The Memorial to the Abolition of Slavery, Krzysztof Wodiczko and Julian Bonder, Nantes, France, 2012. Parcours méditatif. Le Mémorial de l’abolition de l’esclavage. Nantes © Jean-Dominique Billaud — Nautilus/LVAN. Copyright: Jean-Dominique Billaud — Nautilus/LVAN, Nantes.

Statues of Blacks are also beginning to populate Europe’s cities in ways intended to encourage pride rather than reproduce suffering. A case in point is La Vaughn Belle and Jeanette Ehler’s ‘I Am Queen Mary’ erected in 2018 in front of the Danish West Indian Warehouse in Copenhagen; fundraising continues for a permanent version in bronze. Its creators note that it was ‘timed to be unveiled in the centennial year commemorating the 100th anniversary of Denmark’s sale of the Virgin Islands to the United States’ and ‘challenges Denmark’s role in slavery and commemoration of its colonial history by centring the stories and agency of those who were brought to the Danish West Indies and demonstrates how artists can be leaders in this conversation’ (I Am Queen Mary). Particularly notable here is the emphasis on female empowerment at a time when most historical rather than allegorical figures in public space continue to be male. A generation after abolition, Mary Thomas was one of the women who in 1878 led a revolt in St. Croix against the working conditions of former slaves and their descendants. Her pose here is clearly inspired by an iconic photograph of Black Panther leader Huey Newton, taken in 1968 by Blair Stapp, although the weapons she holds are derived from a 19th-century print.

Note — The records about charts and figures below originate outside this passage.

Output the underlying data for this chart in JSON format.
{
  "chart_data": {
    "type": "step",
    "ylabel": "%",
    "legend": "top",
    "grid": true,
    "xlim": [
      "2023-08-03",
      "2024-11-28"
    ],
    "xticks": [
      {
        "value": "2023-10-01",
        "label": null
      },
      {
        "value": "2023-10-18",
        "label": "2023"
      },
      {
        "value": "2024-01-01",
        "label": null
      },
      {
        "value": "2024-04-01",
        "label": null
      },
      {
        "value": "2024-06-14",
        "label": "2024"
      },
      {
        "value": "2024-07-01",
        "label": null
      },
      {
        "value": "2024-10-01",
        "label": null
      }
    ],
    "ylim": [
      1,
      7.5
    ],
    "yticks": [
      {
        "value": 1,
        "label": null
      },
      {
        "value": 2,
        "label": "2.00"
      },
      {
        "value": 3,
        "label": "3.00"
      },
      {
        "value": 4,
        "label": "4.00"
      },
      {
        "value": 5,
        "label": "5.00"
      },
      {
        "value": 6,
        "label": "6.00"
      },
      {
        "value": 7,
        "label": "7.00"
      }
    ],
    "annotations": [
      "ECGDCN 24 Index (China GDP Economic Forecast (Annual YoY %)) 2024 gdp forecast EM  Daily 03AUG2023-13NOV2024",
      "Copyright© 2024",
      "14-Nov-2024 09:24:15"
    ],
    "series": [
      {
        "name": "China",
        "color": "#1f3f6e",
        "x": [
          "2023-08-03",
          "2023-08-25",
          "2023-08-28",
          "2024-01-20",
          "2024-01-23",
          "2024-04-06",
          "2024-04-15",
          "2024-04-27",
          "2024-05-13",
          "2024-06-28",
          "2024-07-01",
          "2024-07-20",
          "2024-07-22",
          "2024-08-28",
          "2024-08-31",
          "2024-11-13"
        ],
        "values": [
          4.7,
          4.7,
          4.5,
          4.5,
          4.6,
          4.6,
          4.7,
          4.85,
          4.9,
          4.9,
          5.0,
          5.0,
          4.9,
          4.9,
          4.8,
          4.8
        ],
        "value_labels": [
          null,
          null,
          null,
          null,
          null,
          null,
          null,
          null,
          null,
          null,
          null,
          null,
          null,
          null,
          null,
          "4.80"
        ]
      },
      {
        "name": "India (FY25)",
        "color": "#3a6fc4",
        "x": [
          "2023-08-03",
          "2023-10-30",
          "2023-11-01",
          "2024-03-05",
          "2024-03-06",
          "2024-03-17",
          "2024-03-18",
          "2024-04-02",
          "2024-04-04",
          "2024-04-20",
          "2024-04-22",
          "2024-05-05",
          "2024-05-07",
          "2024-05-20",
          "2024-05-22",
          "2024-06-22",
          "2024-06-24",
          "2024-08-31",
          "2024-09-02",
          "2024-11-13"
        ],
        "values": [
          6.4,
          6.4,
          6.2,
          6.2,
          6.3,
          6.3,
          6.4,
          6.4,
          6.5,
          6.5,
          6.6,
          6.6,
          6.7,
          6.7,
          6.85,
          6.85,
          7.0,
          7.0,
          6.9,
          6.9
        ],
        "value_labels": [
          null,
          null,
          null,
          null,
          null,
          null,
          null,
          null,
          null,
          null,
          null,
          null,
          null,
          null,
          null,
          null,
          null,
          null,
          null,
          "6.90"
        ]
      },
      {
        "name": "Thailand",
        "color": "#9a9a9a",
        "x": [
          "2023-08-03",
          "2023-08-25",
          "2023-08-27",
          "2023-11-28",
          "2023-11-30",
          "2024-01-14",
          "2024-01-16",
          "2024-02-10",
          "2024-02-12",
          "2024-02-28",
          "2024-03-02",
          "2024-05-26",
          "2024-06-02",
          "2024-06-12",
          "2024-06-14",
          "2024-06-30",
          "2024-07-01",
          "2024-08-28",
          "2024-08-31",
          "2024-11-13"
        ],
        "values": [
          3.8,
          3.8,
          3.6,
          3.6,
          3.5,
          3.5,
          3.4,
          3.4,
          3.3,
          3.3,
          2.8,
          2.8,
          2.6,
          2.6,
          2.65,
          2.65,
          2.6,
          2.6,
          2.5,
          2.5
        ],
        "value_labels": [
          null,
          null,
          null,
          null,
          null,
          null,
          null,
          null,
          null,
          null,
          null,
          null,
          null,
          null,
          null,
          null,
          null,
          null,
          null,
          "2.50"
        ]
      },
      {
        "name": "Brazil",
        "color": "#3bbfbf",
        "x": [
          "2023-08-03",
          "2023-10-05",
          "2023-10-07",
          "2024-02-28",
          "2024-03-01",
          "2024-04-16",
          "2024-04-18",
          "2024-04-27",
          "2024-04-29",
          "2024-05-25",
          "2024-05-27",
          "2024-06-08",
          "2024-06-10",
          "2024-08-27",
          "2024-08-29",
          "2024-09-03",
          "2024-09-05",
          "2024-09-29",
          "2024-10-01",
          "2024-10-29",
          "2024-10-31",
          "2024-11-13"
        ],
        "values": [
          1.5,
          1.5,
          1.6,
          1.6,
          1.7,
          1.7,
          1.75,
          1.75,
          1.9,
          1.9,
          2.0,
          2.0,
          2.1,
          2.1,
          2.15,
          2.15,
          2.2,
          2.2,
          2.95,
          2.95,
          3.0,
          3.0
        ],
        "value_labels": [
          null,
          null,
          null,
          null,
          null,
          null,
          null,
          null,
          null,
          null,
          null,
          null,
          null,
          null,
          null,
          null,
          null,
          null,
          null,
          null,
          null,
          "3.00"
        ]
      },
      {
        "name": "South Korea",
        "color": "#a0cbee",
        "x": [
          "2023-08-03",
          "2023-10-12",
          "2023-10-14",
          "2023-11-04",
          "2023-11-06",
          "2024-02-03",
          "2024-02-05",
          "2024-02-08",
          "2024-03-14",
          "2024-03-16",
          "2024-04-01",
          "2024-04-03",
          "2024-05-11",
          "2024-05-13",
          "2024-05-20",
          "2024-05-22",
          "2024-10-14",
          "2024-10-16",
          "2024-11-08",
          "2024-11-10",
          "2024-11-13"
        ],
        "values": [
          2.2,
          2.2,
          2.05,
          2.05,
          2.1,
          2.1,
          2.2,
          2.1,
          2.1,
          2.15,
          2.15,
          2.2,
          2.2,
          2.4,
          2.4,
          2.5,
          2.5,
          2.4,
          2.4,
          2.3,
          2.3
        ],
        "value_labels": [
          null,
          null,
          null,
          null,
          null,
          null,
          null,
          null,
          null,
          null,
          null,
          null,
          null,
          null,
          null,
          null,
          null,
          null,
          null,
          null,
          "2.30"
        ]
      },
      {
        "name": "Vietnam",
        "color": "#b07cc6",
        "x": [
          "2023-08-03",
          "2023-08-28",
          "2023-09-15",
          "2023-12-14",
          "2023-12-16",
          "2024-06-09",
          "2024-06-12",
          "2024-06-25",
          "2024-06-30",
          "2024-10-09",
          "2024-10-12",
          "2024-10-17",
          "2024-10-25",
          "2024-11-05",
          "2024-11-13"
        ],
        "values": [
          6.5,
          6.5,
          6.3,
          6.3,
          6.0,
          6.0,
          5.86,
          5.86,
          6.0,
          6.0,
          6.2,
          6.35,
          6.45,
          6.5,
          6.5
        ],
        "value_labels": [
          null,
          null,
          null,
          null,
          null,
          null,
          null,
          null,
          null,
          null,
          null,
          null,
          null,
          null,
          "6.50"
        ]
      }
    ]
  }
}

Those of us engaging in the creation of new commemorative landscapes must be ready to move beyond established paradigms. We must also recognize that having a commitment to building more inclusive societies includes a willingness to work with those whose tastes may differ quite radically from our own. Whether or not we personally choose to enter into these discussions, however, we face the challenge of supporting such societies by paying more attention in our scholarship and our teaching to the relationship between the exploitation of Black bodies and the built environment. This includes admitting how iconic buildings from which we have derived considerable aesthetic and intellectual pleasure are nonetheless expressions of cultural, economic, and political systems that have encouraged or profited from such exploitation. These stories are moreover too important to stay buried on the shelves of university libraries and the pages of peer-reviewed journals available only through online subscriptions. They need to be integrated into basic survey courses and into public outreach that furthers awareness of the degree to which all Europeans have, if often unwittingly, benefitted from these legacies. This can be one small step towards ensuring that Black Lives Matter.

Notes

  1. I thank Nicola Figgis for first pointing this out to me. [^]

Author’s Note

This text is based on my opening address to the 2021 EAHN meeting. I thank Aruna d’Souza, Luke Fidler, Juliet Koss, Jeffrey Moser, Thaïsa Way, two anonymous peer reviewers and my editors for their many helpful comments. The revisions were begun during the time that I was an Ailsa Mellon Bruce Senior Fellow at the Center for Advanced Study of the Visual Arts at the National Gallery of Art. This project has received funding from the European Research Council (ERC) under the European Union’s Horizon 2020 research and innovation programme (grant agreement No 101019419).

Competing Interests

The author has no competing interests to declare.